Oliver Bearman ha mostrato velocità e potenziale nella sua prima stagione da titolare in Formula 1, ora la Ferrari può essere un obiettivo concreto.
Il nome di Oliver Bearman è sulla bocca di molti da qualche anno a questa parte, ma il 2025 è stata di fatto la sua prima stagione da pilota titolare in Formula 1. Il pilota inglese ha concluso l’annata al tredicesimo posto con 41 punti, trascinando la Haas all’ottavo posto nella classifica Costruttori.

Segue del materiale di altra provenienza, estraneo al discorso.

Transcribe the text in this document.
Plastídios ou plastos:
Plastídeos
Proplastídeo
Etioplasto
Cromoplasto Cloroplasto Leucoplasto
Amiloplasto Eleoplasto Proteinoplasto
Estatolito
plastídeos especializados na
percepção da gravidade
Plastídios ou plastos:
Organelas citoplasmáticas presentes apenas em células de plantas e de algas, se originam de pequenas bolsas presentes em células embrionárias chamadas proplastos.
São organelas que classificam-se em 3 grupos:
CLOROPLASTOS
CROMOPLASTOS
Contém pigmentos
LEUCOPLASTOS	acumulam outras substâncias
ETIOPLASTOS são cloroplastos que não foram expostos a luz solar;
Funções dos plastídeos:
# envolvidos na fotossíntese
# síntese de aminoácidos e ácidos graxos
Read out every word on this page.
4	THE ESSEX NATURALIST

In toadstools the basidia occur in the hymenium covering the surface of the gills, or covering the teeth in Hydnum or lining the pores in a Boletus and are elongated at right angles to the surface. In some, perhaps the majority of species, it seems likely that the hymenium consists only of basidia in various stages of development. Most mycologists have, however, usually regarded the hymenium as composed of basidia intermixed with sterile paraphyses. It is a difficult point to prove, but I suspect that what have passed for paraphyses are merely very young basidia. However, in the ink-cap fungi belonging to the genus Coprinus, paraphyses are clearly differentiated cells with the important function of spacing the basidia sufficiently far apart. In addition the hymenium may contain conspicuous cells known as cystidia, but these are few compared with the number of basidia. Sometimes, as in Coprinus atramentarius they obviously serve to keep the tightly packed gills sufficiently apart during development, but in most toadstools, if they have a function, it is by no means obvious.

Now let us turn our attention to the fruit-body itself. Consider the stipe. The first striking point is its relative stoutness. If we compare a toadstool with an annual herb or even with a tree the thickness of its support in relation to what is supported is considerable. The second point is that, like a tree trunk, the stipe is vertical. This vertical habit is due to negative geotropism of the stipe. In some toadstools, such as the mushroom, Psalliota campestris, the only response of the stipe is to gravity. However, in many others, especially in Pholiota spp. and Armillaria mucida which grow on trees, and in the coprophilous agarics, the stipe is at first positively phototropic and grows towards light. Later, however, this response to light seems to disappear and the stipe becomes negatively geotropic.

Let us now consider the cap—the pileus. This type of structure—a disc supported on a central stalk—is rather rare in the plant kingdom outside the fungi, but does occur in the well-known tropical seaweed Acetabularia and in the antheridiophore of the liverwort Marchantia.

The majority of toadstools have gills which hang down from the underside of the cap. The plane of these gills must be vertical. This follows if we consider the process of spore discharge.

Visto il suo stretto legame con la Ferrari, Bearman è sotto attenta osservazione da parte di tutto il paddock, e lo sarà anche nel 2026: all’età di 20 anni, può essere considerato il nuovo predestinato? Analizziamo la sua stagione in Haas per tentare di rispondere a questa domanda.
Il confronto con Ocon
Essere compagno di squadra di Esteban Ocon è tutt’altro che una passeggiata (chiedere ad Alonso, Gasly e Perez per informazioni). Ad ogni modo, Bearman ha mostrato grande maturità nella gestione del rapporto con il francese, ripartendo positivamente dal contatto di Silverstone per dare vita ad una collaborazione fruttuosa per la Haas. Lo stesso Ocon ha dichiarato di avere con il giovane inglese “il miglior rapporto con un compagno di squadra” della sua carriera.
In questo modo, Bearman è riuscito ad imparare quanto possibile da Ocon, tanto da risultare vincitore nel confronto interno di fine stagione a livello di punti conquistati (41-38), di risultati in gara (11-9 esclusi ritiri) e anche in qualifica (14-10). Si tratta soltanto di numeri, ma tutto sommato interessanti considerando la differenza di esperienza tra i due piloti.

Costanza e penalità, gli aspetti da migliorare
Se da un lato Bearman ha mostrato velocità in qualifica, abilità nei sorpassi e capacità di gestione delle gare, dall’altro ha mostrato dei limiti in termini di costanza di rendimento e di gestione delle battaglie corpo a corpo.
Basti pensare alla prima metà di stagione, quando ha concluso ben 9 gare consecutive al di fuori della zona punti (dal GP dell’Arabia Saudita al GP d’Ungheria), momento in cui è incappato anche in incidenti e contatti con altri piloti. In questo senso, sono emblematici i punti sulla superlicenza (10), che lo hanno portato addirittura vicino alla squalifica nell’ultima parte della stagione.
Alternare prestazioni importanti (come quelle del Bahrain, del Messico o del Brasile) ad altre decisamente meno brillanti (è accaduto ad esempio a Jeddah o a Silversone) fa parte del processo di crescita di ogni pilota. Il primo obiettivo del suo 2026 è senza dubbio quello di evitare (per quanto possibile) questi alti e bassi. E se dovesse riuscirci…

Futuro in Ferrari?
La strada di Bearman sembra già tracciata. La Ferrari Driver Academy punta soprattutto su di lui da qualche anno, e la vettura di Maranello potrebbe essere più vicina di quanto sembri. Tra un Hamilton non brillante e sempre più in là con l’età e un Leclerc fiducioso ma deciso nel concedere l’ultima possibilità al Cavallino, Ferrari potrebbe guardarsi intorno già quest’anno in vista del 2027.
L’inglese, che può già vantare una presenza vestita di Rosso (GP d’Arabia Saudita 2024, concluso tra l’altro al settimo posto), potrebbe rappresentare un punto di (ri)partenza per la Ferrari se il progetto 2026 non dovesse decollare, ma anche un giovane su cui puntare per un eventuale post-Hamilton (che potrebbe essere rimandato al 2028-29 se la SF26 dovesse rivelarsi vincente).
Bearman, quindi, ha ancora tutto il tempo di crescere e acquisire esperienza per preparasi al salto in un top team: ora starà a lui (e in parte anche alla Haas) mostrare segnali di crescita nel 2026.